O investimento em esportes se fortaleceu com o anúncio dos megaeventos no Brasil. A Copa do Mundo e a Olimpíada, no entanto, já passaram, e o apoio financeiro vai embora a cada ano. Antes e durante a Rio-2016, muito se falou sobre o legado olímpico. Agora, o que vemos não é o esperado. A queda de investimentos chega a esportes de alto rendimento, como o vôlei, que já acumula resultados pouco satisfatórios tanto no profissional quanto nas divisões de base.

A Confederação Brasileira de Vôlei (CBV) tem planejado diversas ações para amenizar o impacto do problema.
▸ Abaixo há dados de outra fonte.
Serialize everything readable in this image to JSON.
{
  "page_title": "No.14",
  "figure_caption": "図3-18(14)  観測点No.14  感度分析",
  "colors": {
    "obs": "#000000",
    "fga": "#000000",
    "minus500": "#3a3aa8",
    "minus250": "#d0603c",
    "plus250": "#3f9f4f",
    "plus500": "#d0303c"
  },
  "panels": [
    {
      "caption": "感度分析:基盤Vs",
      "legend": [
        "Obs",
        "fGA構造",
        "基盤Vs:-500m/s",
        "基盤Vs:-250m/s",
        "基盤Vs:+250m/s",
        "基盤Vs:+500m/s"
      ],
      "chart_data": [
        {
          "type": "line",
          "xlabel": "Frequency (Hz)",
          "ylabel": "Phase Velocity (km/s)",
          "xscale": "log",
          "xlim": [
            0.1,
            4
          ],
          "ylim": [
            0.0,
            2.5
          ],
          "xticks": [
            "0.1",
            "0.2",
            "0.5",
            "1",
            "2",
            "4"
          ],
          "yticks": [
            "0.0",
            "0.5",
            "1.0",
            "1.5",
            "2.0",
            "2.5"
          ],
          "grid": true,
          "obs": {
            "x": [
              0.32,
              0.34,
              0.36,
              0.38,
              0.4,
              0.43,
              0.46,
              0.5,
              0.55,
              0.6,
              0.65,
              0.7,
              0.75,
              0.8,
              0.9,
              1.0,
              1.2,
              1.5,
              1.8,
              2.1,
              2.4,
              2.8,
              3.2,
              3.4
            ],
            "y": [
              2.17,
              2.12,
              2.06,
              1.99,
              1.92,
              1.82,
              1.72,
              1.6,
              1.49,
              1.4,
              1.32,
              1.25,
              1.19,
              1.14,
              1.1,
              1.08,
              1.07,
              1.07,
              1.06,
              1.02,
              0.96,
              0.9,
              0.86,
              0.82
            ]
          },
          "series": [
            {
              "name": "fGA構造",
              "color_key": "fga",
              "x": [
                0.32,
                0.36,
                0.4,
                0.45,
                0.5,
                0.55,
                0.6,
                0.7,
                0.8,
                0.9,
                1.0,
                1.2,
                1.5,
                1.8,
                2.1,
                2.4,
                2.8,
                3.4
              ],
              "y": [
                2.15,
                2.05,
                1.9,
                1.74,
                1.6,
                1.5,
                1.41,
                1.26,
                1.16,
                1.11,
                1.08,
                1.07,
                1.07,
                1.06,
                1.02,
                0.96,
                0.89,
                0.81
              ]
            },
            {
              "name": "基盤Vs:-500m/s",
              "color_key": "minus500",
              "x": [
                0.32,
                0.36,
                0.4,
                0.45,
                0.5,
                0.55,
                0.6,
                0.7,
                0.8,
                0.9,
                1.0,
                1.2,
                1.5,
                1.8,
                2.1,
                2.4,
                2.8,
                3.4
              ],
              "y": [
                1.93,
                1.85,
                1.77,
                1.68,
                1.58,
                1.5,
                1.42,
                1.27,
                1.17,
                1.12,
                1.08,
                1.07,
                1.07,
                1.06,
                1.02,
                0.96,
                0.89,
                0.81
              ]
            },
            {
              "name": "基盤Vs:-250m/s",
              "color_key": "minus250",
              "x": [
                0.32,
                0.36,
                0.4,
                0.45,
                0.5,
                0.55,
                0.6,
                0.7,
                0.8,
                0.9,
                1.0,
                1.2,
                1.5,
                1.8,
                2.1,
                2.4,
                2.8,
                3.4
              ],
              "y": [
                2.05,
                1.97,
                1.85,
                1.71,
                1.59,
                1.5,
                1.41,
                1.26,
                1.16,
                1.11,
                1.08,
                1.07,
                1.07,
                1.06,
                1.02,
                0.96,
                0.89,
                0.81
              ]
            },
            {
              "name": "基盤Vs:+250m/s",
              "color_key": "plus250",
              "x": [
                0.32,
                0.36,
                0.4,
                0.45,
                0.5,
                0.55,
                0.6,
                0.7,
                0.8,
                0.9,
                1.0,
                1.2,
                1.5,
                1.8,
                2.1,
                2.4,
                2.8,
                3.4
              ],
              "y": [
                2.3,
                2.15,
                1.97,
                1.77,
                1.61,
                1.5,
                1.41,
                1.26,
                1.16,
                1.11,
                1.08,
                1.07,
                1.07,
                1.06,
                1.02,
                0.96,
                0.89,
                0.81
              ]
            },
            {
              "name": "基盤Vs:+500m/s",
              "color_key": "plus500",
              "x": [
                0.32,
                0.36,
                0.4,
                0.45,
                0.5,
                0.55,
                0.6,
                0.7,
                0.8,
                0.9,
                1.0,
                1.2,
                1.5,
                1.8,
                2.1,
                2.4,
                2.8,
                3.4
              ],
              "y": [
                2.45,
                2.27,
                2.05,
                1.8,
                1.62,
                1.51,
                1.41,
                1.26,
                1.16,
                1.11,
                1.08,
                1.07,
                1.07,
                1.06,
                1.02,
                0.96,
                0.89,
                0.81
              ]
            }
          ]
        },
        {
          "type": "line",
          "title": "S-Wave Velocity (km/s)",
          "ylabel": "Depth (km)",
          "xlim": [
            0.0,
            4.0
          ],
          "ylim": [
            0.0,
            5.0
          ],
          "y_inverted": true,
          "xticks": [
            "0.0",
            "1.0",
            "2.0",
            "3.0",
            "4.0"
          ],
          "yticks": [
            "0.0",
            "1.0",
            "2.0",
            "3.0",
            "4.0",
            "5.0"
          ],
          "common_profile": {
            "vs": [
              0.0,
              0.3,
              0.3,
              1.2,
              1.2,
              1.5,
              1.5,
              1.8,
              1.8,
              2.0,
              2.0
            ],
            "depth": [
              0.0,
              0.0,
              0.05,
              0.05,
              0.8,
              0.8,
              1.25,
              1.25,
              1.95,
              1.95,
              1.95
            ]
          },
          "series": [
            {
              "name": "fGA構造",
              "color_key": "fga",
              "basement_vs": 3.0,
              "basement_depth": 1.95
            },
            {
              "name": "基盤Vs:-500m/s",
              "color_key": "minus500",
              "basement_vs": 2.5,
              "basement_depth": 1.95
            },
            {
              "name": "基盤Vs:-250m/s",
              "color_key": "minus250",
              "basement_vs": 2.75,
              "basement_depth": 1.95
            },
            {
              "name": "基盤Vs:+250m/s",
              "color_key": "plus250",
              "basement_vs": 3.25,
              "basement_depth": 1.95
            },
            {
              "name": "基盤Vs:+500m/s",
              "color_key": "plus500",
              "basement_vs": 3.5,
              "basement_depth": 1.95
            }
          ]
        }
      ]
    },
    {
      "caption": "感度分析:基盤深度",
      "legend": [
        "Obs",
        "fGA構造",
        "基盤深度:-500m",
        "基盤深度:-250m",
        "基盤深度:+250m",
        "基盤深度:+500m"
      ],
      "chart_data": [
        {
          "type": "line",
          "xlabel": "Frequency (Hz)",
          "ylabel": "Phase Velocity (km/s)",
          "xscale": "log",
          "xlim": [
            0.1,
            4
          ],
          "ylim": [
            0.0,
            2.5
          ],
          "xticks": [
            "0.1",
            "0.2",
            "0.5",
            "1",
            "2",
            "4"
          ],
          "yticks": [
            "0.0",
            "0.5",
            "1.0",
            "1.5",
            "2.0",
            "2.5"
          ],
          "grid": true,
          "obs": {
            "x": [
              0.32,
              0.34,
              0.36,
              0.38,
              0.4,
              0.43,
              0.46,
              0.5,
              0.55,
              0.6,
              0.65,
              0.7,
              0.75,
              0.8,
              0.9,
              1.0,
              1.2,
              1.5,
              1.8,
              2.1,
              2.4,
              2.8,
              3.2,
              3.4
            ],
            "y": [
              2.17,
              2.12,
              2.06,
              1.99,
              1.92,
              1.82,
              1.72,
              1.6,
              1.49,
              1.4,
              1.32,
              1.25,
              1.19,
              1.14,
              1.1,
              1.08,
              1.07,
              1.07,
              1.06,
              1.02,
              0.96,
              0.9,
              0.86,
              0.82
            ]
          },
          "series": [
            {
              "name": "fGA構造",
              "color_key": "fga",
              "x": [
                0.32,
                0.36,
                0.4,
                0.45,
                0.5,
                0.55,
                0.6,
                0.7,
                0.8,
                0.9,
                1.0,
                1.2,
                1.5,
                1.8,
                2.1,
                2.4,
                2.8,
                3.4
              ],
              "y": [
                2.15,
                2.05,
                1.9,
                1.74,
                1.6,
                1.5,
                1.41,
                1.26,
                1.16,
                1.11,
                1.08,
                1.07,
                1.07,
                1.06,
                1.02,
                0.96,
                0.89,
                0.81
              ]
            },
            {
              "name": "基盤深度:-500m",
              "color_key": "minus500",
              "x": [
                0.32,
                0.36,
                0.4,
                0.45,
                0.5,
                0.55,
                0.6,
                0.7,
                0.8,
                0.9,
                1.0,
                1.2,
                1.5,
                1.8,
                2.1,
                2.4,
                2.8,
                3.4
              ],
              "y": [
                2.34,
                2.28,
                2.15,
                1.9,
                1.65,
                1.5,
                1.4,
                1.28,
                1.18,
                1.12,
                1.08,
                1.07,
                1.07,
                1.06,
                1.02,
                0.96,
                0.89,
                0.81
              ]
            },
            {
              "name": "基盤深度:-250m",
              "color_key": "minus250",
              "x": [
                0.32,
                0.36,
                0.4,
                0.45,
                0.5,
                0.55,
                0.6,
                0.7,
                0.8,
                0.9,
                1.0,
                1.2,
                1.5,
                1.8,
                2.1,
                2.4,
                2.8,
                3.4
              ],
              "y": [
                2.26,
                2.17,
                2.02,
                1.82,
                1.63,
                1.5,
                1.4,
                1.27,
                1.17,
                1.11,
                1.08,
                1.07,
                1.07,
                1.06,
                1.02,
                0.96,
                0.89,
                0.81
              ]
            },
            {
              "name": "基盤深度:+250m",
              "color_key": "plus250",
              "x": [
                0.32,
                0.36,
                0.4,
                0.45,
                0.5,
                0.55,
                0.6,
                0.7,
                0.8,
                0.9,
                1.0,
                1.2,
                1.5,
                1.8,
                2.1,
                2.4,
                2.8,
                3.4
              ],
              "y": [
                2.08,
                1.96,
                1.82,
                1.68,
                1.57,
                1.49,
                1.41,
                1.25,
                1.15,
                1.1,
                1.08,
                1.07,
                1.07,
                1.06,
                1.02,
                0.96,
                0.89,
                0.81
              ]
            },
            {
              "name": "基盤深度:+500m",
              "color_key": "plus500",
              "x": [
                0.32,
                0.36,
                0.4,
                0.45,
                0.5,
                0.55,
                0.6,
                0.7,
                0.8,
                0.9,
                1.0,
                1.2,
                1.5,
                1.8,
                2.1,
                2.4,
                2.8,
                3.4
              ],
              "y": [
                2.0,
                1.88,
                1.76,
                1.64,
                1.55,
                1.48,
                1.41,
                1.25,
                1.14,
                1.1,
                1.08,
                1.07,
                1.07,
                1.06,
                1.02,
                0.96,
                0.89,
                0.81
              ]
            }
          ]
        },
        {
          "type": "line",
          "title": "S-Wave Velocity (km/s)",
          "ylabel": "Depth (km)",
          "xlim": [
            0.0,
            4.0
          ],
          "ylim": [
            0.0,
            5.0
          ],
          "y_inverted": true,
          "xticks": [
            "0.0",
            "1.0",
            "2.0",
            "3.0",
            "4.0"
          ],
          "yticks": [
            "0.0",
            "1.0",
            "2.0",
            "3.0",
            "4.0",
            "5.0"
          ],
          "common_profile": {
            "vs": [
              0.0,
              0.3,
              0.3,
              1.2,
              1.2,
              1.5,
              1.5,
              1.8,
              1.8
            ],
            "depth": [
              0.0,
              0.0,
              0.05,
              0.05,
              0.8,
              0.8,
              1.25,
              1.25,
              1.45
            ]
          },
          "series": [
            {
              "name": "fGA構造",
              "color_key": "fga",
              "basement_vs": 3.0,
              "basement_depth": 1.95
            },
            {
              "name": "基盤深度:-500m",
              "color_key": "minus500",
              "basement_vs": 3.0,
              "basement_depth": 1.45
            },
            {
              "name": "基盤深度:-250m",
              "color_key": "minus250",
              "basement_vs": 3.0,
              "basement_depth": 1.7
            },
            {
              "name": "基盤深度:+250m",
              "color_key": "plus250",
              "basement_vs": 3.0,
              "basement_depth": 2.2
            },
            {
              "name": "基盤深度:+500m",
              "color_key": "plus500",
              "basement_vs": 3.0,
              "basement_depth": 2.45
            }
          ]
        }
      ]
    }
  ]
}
Diretor executivo da entidade, Radamés Lattari apontou diversos fatores para as dificuldades, como o corte significativo de gastos após os Jogos Olímpicos do Rio de Janeiro.

- O investimento caiu bastante. Com isso, temos que tentar da melhor maneira possível aproveitar os recursos para manter a mesma condição de treinamento e resultados. E não é fácil. A crise do esporte brasileiro vai criar muitas dificuldades e nós ainda temos que agradecer, pois temos excelentes patrocinadores e temos como nos manter - contou o dirigente, ao LANCE!.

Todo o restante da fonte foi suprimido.